While Salesforce has had 147 updates to its sales software over the years, the company will be telling customers and Wall Street that this one is different. “I think this is the most important release we’ve ever done,” says Rosenbaum. “This is a brand new Salesforce across every single device.”

Salesforce has been working fulltime on Lightning for nine months, and partners like Apttus, DocuSign, Financial Force and and Accenture are already playing with building new components or bringing it to customers.

Salesforce1 Lightning was critical for the user experience with Salesforce as the company moved to a mix of mobile and web use, says IDC analyst Bo Lykkegaard.

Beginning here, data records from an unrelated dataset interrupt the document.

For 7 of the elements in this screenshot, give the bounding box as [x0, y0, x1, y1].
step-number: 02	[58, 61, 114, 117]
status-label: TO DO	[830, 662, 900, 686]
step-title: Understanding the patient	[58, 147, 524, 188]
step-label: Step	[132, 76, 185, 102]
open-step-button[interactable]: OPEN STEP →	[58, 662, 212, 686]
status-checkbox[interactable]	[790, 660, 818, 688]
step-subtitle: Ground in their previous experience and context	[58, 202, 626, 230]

Adds his colleague Micahel Fauscette: “UI and overall user experience is more important than ever for driving adoption and use of any tool.”

It would make sense, then that Salesforce bring the best practices from that effort back into its original staple, its Sales Cloud desktop experience. In a demo before the announcement, product marketer Lynne Zaledonis showed Forbes the new dashboard. It looked sleeker, with charts more prominently displayed and able to be played with, and a task management bar below to help a user plan their workday.

Zaledonis, a former sales manager, said that the new design better fits how a salesperson wants to do work. “When I open the page, I want to do things. Book calls, create tasks, check progress. We redesigned the experience to lay out best practices for what sales people actually do.” For internal communications, users can now embed charts into the group chat flow, and can hover over customers to get a breakdown of their account. “That way I make sure I’m not walking into a burning building.”

It’s a pretty safe bet that CEO Benioff and other Salesforce executives will spend a lot of time at Dreamforce showing off early uses of “Lightning Experience,” but now customers so inclined will have some early perspective and feedback to give when they show up at the event, San Francisco’s largest trade event of the year. In advance of it, Salesforce also announced another new product: Salesforce Financial Services Cloud, what it’s billing as its industry-specific product.